Construction material prices decline
Construction materials prices declined 0.7 percent in July, according to the Producer Price Index (PPI) report the United States Department of Labor released on Aug. 14. Construction materials prices are down 0.6 percent for the year; this is the first year-over-year decline since November 2009, when non-residential construction spending was at its lowest point.
Non-residential construction materials prices also are down, falling 0.9 percent for the month and 1.2 percent for the year.

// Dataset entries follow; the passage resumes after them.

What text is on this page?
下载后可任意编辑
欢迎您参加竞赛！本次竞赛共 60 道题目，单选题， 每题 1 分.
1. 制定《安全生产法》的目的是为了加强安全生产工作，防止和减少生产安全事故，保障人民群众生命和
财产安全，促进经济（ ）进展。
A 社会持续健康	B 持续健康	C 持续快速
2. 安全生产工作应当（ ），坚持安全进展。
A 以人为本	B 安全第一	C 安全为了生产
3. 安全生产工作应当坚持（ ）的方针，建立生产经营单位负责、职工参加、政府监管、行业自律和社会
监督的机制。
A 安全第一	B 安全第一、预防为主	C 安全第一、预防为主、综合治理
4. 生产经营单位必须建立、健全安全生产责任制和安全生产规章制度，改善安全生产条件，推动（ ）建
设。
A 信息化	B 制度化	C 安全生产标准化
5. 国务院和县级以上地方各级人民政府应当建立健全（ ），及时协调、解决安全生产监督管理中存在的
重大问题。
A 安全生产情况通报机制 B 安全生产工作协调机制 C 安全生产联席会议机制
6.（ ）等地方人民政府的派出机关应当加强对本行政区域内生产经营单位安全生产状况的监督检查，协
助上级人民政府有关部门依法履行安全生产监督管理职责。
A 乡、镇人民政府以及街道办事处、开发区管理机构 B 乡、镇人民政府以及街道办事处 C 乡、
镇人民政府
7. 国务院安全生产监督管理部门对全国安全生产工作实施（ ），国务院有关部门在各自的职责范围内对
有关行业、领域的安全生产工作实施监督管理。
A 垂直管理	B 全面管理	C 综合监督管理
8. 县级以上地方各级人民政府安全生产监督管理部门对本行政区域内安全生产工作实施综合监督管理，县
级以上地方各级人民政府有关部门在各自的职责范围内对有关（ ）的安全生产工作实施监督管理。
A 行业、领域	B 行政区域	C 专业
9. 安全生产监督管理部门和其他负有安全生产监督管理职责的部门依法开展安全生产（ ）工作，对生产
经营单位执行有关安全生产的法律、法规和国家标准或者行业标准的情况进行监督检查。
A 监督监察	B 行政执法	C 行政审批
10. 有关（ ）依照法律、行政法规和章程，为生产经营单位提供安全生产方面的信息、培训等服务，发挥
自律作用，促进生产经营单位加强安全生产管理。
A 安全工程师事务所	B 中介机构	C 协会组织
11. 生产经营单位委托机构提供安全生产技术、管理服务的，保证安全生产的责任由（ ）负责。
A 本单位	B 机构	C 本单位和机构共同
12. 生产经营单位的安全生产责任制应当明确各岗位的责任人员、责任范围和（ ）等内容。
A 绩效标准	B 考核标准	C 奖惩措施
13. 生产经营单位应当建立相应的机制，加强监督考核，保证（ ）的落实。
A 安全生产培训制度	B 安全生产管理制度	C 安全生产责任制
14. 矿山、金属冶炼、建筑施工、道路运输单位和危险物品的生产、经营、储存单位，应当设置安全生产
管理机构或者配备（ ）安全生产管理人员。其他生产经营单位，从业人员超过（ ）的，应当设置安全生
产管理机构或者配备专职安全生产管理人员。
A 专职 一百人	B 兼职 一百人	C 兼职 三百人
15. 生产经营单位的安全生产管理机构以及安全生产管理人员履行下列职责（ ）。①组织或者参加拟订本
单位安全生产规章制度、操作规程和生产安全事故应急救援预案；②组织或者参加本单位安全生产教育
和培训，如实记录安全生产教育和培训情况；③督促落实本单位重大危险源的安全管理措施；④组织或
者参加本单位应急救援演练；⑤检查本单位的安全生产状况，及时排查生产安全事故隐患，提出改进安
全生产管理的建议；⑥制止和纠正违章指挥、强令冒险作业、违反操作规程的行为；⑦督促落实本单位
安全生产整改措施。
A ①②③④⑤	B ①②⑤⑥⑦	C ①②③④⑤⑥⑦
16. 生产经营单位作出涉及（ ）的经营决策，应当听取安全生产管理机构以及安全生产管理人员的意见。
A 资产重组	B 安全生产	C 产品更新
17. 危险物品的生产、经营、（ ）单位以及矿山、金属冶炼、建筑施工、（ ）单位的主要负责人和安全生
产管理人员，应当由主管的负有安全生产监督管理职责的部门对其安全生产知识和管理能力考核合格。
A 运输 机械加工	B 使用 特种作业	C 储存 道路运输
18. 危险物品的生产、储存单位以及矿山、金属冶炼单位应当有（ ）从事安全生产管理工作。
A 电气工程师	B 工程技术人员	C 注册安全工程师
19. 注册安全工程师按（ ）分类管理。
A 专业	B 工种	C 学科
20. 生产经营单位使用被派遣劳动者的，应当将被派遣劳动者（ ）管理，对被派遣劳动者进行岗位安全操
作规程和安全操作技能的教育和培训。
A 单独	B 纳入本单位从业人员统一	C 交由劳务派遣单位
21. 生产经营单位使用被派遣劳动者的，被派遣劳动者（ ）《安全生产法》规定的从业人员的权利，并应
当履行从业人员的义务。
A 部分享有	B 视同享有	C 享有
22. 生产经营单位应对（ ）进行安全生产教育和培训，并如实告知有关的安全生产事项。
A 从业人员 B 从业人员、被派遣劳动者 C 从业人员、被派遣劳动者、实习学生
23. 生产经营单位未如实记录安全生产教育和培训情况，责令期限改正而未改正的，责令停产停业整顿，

Prices for iron and steel dropped 3.7 percent for the month and are 9.7 percent lower year-over-year. Softwood lumber prices fell 3.7 percent in July, but are still 5.9 percent higher than in July 2011. Steel mill product prices decreased 2.8 percent for the month and are down 5.9 percent for the year. Prices for fabricated structural metal products slipped 1 percent for the month and are up 0.1 percent during the past 12 months.
Prices for prepared asphalt, tar roofing, and siding surged 5.4 percent for the month, but are still down 3.8 percent year over year. Non-ferrous wire and cable prices increased 0.5 percent for the month, but are down 8.9 percent from July 2011. Prices for concrete products are up 0.3 percent for the month and are 1.8 percent higher year over year. Prices for plumbing fixtures and fittings increased 0.1 percent in July and are 1.2 percent more expensive than one year ago.
Crude energy materials prices increased 0.6 percent in July, the first monthly increase since February 2012. Year over year, crude energy materials prices are down 19.1 percent. Overall, the nation’s wholesale goods prices increased 0.3 percent for the month and are 0.5 percent higher than in July 2011.